The Guidelines state some examples of pricing conduct that have exclusionary effects (eg, predatory pricing, price/margin squeeze, rebate systems, price discrimination, excessive pricing). There are also exploitative and discriminatory pricing conducts that raise antitrust risks.

Accordingly, the Board may interpret excessive prices as abusive. Excessive pricing is a company setting prices significantly above the competitive level by exploiting market power, thereby transferring welfare of consumers to itself. Turkish case law, in this context, defines excessive pricing as an abuse of dominant position and the Board has various precedents considering excessive pricing as an antitrust infringement.

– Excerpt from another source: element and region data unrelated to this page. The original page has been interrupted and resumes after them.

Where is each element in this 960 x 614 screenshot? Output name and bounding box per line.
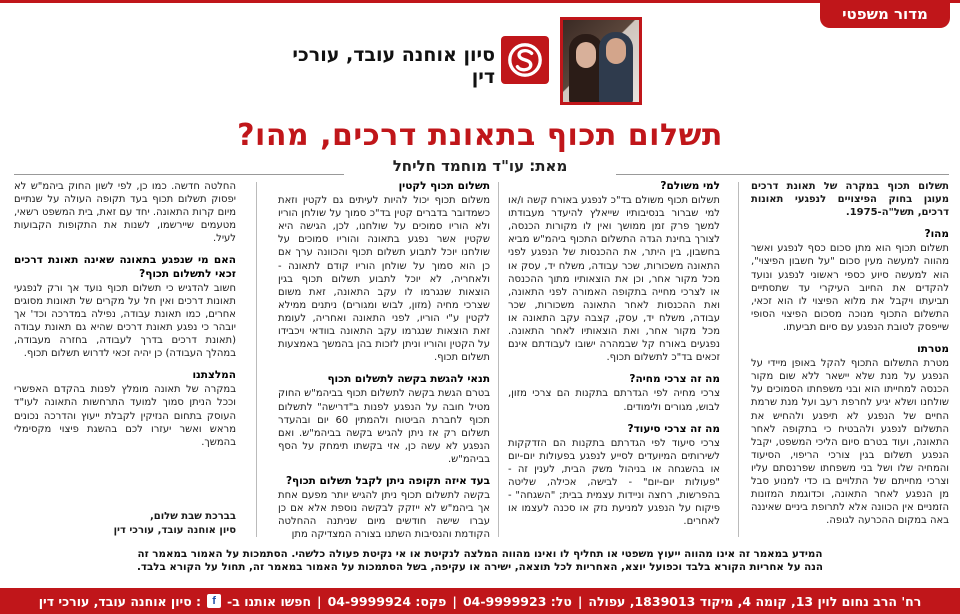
footer-separator: | (452, 593, 457, 609)
intro-paragraph: תשלום תכוף במקרה של תאונת דרכים מעוגן בחוק הפיצויים לנפגעי תאונות דרכים, תשל"ה-1975. (751, 181, 949, 219)
signoff-firm: סיון אוחנה עובד, עורכי דין (113, 525, 236, 536)
article-byline: מאת: עו"ד מוחמד חליחל (392, 157, 568, 175)
disclaimer-line-1: המידע במאמר זה אינו מהווה ייעוץ משפטי או תחליף לו ואינו מהווה המלצה לנקיטת או אי נקיטת פעולה כלשהי. הסתמכות על האמור במאמר זה (137, 548, 823, 560)
footer-separator: | (317, 593, 322, 609)
section-heading: מהו? (924, 228, 949, 241)
column-divider (498, 182, 499, 537)
firm-logo-icon (501, 36, 549, 84)
lawyers-photo (560, 17, 642, 105)
facebook-icon[interactable]: f (207, 594, 221, 608)
column-divider (738, 182, 739, 537)
section-tab: מדור משפטי (820, 0, 950, 28)
body-paragraph: החלטה חדשה. כמו כן, לפי לשון החוק ביהמ"ש לא יפסוק תשלום תכוף בעד תקופה העולה על שנתיים מיום קרות התאונה. יחד עם זאת, בית המשפט רשאי, מטעמים שיירשמו, לשנות את התקופות הקבועות לעיל. (14, 181, 236, 245)
column-divider (256, 182, 257, 537)
body-paragraph: תשלום תכוף משולם בד"כ לנפגע באורח קשה ו/או למי שברור בנסיבותיו שייאלץ להיעדר מעבודתו למשך פרק זמן ממושך ואין לו מקורות הכנסה, לצורך בחינת הגדה התשלום התכוף ביהמ"ש מביא בחשבון, בין היתר, את ההכנסות של הנפגע לפני התאונה משכורות, שכר עבודה, משלח יד, עסק או מכל מקור אחר, וכן את הוצאותיו מתוך ההכנסה או לצרכי מחייה בתקופה האמורה לפני התאונה, ואת ההכנסות לאחר התאונה משכורות, שכר עבודה, משלח יד, עסק, קצבה עקב התאונה או מכל מקור אחר, ואת הוצאותיו לאחר התאונה. נפגעים באורח קל שבמהרה ישובו לעבודתם אינם זכאים בד"כ לתשלום תכוף. (508, 195, 720, 364)
firm-name: סיון אוחנה עובד, עורכי דין (292, 44, 495, 88)
footer-address: רח' הרב נחום לוין 13, קומה 4, מיקוד 1839013, עפולה (588, 593, 922, 609)
body-paragraph: חשוב להדגיש כי תשלום תכוף נועד אך ורק לנפגעי תאונות דרכים ואין חל על מקרים של תאונות מסוגים אחרים, כמו תאונת עבודה, נפילה במדרכה וכד' אך יובהר כי נפגע תאונת דרכים שהיא גם תאונת עבודה (תאונת דרכים בדרך לעבודה, בחזרה מעבודה, במהלך העבודה) כן יהיה זכאי לדרוש תשלום תכוף. (14, 282, 236, 360)
body-paragraph: בטרם הגשת בקשה לתשלום תכוף בביהמ"ש החוק מטיל חובה על הנפגע לפנות ב"דרישה" לתשלום תכוף לחברת הביטוח ולהמתין 60 יום ובהעדר תשלום רק אז ניתן להגיש בקשה בביהמ"ש. ואם הנפגע לא עשה כן, אזי בקשתו תימחק על הסף בביהמ"ש. (278, 388, 490, 465)
body-paragraph: צרכי סיעוד לפי הגדרתם בתקנות הם הזדקקות לשירותים המיועדים לסייע לנפגע בפעולות יום-יום או בהשגחה או בניהול משק הבית, לענין זה - "פעולות יום-יום" - לבישה, אכילה, שליטה בהפרשות, רחצה וניידות עצמית בבית; "השגחה" - פיקוח על הנפגע למניעת נזק או סכנה לעצמו או לאחרים. (508, 437, 720, 528)
top-accent-rule (0, 0, 960, 3)
section-heading: מטרתו (917, 343, 949, 356)
contact-footer (0, 588, 960, 614)
legal-disclaimer (0, 548, 960, 574)
body-paragraph: בקשה לתשלום תכוף ניתן להגיש יותר מפעם אחת אך ביהמ"ש לא ייזקק לבקשה נוספת אלא אם כן עברו שישה חודשים מיום שניתנה ההחלטה הקודמת והנסיבות השתנו בצורה המצדיקה מתן (278, 490, 490, 540)
footer-facebook-prefix: חפשו אותנו ב- (227, 593, 312, 609)
body-paragraph: במקרה של תאונה מומלץ לפנות בהקדם האפשרי וככל הניתן סמוך למועד התרחשות התאונה לעו"ד העוסק בתחום הנזיקין לקבלת ייעוץ והדרכה נכונים מראש ואשר יעזרו לכם בהשגת פיצוי מקסימלי בהמשך. (14, 384, 236, 448)
article-column-4 (14, 180, 236, 505)
article-column-3 (278, 180, 490, 540)
article-column-2 (508, 180, 720, 540)
footer-facebook-name[interactable]: : סיון אוחנה עובד, עורכי דין (38, 593, 202, 609)
byline-rule-right (616, 174, 949, 175)
body-paragraph: משלום תכוף יכול להיות לעיתים גם לקטין וזאת כשמדובר בדברים קטין בד"כ סמוך על שולחן הוריו ולא הוריו סמוכים על שולחנו, לכן, הגישה היא שקטין אשר נפגע בתאונה והוריו סמוכים על שולחנו יוכל לתבוע תשלום תכוף והכוונה ערך אם כן הוא סמוך על שולחן הוריו קודם לתאונה - ולאחריה, לא יוכל לתבוע תשלום תכוף בגין הוצאות שנגרמו לו עקב התאונה, זאת משום שצרכי מחיה (מזון, לבוש ומגורים) ניתנים ממילא לקטין ע"י הוריו, לפני התאונה ואחריה, לעומת זאת הוצאות שנגרמו עקב התאונה בוודאי ויכבידו על הקטין והוריו וניתן לזכות בהן בהמשך באמצעות תשלום תכוף. (278, 195, 490, 364)
section-heading: מה זה צרכי סיעוד? (627, 422, 720, 435)
article-column-1 (751, 180, 949, 540)
section-heading: מה זה צרכי מחיה? (629, 373, 720, 386)
disclaimer-line-2: הנה על אחריות הקורא בלבד וכפועל יוצא, האחריות לכל תוצאה, ישירה או עקיפה, בשל הסתמכות על האמור במאמר זה, תחול על הקורא בלבד. (137, 561, 823, 573)
body-paragraph: צרכי מחיה לפי הגדרתם בתקנות הם צרכי מזון, לבוש, מגורים ולימודים. (508, 388, 720, 413)
section-heading: בעד איזה תקופה ניתן לקבל תשלום תכוף? (285, 474, 490, 487)
body-paragraph: תשלום תכוף הוא מתן סכום כסף לנפגע ואשר מהווה למעשה מעין סכום "על חשבון הפיצוי", הוא למעשה סיוע כספי ראשוני לנפגע ונועד להקדים את החיוב העיקרי עד שתסתיים תביעתו ויקבל את מלוא הפיצוי לו הוא זכאי, התשלום התכוף מנוכה מסכום הפיצוי הסופי שייפסק לטובת הנפגע עם סיום תביעתו. (751, 243, 949, 333)
section-heading: המלצתנו (192, 369, 236, 382)
body-paragraph: מטרת התשלום התכוף להקל באופן מיידי על הנפגע על מנת שלא יישאר ללא שום מקור הכנסה למחייתו הוא ובני משפחתו הסמוכים על שולחנו ושלא יגיע לחרפת רעב ועל מנת שרמת החיים של הנפגע לא תיפגע ולהחיש את התשלום לנפגע ולהבטיח כי בתקופה לאחר התאונה, ועוד בטרם סיום הליכי המשפט, יקבל הנפגע תשלום בגין צורכי הריפוי, הסיעוד והמחיה שלו ושל בני משפחתו שפרנסתם עליו וצרכי מחייתם של התלויים בו כדי למנוע סבל מן הנפגע לאחר התאונה, וכדוגמת המזונות הזמניים אין הכוונה אלא לתרופת ביניים שאיננה באה במקום ההכרעה לגופה. (751, 358, 949, 527)
section-heading: האם מי שנפגע בתאונה שאינה תאונת דרכים זכאי לתשלום תכוף? (14, 254, 236, 280)
section-heading: תנאי להגשת בקשה לתשלום תכוף (327, 373, 490, 386)
footer-fax: פקס: 04-9999924 (327, 593, 447, 609)
footer-phone[interactable]: טל: 04-9999923 (462, 593, 572, 609)
article-title: תשלום תכוף בתאונת דרכים, מהו? (237, 118, 723, 153)
footer-separator: | (577, 593, 583, 609)
signoff (14, 510, 236, 538)
section-heading: תשלום תכוף לקטין (398, 180, 490, 192)
section-heading: למי משולם? (660, 180, 720, 192)
signoff-greeting: בברכת שבת שלום, (149, 511, 236, 522)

The Board applies a twofold economic value test to determine the existence of excessive pricing. At the first stage, the test requires comparison of cost and set price, thus it measures profit margin; then, the set price is compared with itself in different conditions or the price of competing product or services. However, the Board mostly utilises comparison of set prices with price of competing product or services (second stage of the test), especially when it is not possible to measure the profit margin (eg, Viessmann, 15 May 2017, 17-16/223-93; and Congresium, 27 October 2016, 16-35/604-269).

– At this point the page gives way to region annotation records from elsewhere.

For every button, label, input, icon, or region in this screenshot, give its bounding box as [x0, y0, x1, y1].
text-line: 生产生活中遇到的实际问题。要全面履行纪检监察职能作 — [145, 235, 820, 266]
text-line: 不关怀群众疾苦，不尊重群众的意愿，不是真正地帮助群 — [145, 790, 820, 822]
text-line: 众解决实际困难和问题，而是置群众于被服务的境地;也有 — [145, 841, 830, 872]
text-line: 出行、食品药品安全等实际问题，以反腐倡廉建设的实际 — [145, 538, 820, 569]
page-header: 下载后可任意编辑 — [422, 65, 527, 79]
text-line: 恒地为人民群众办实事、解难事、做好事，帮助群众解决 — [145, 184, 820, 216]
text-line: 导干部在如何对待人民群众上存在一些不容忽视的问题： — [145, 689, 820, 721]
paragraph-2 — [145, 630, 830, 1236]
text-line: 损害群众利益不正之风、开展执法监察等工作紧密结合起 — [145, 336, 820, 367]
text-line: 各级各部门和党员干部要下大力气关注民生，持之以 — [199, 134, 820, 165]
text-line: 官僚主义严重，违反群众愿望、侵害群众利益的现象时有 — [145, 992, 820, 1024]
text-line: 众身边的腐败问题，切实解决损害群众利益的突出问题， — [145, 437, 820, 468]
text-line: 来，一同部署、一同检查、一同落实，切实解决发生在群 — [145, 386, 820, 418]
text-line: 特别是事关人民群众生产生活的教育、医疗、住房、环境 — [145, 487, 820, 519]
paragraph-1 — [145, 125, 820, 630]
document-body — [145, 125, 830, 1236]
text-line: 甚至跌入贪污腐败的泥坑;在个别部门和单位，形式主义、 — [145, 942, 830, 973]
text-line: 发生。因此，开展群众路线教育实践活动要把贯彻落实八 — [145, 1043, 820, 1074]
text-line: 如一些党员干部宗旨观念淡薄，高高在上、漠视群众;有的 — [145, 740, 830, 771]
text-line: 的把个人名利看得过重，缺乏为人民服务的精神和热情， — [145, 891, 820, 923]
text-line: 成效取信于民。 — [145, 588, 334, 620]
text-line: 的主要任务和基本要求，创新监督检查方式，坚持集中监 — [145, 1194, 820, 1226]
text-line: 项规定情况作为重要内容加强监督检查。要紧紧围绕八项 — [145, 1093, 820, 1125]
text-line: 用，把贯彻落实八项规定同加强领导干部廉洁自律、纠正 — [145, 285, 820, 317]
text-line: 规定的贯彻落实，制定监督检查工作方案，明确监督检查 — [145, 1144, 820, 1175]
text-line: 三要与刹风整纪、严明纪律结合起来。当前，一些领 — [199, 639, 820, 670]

Even though its profit margin was negative, the Board imposed a fine against Belko, since its price differences with its equivalent services were 50-60 per cent (Belko, 6 April 2001, 01-17/150-39). The Board does not have a constant threshold of reasonableness for profit margin or price difference to impose a fine owing to excessive pricing. It did not find excessive pricing, when Biletix’ profit margin was between 11 and 18 per cent (Biletix, 1 March 2007, 07-18/164-54) or MTS’ price difference was between 25 and 30 per cent with a substitute product (MTS, 26 May 2006, 06-36/462-124). However, it found that Tüpraş set excessive prices when its prices were 15 per cent different from the price of competitors in Italy and 30 per cent different from its own export prices (Tüpraş, 17 January 2014, 14-03/60-24). Hence, one can argue that the Board takes the three bullet points articulated above into consideration along with the economic value test while determining the infringement.

Sector-specific issues

To what extent can the specific features of the pharmaceutical sector provide an objective justification for conduct that would otherwise infringe antitrust rules?

Sector-specific features of the pharma industry may provide good objective justifications for conduct that can otherwise be viewed as anticompetitive. For instance, price control regulations and statutory market monitoring mechanisms justify suppliers’ attempts to track the products, which might otherwise raise competition law concerns in some other industries (eg, 3M, 13 March 2007, 07-22/207-66). Similarly, the obligation on manufacturers and wholesalers to keep adequate supply of medicines at all times may justify sales and export restrictions (Pfizer/Dilek Ecza, 2 August 2007, 07-63/774-281). Similarly, designating distributors to attend public tenders on an exclusive capacity has also been found to serve the public good by keeping hospital inventories stocked (eg, Roche, 16 November 2016, 16-39/642-288; Roche, 13 October 2016, 16-33/569-247; and Daiichi, 8 September 2016, 16-30/504-225).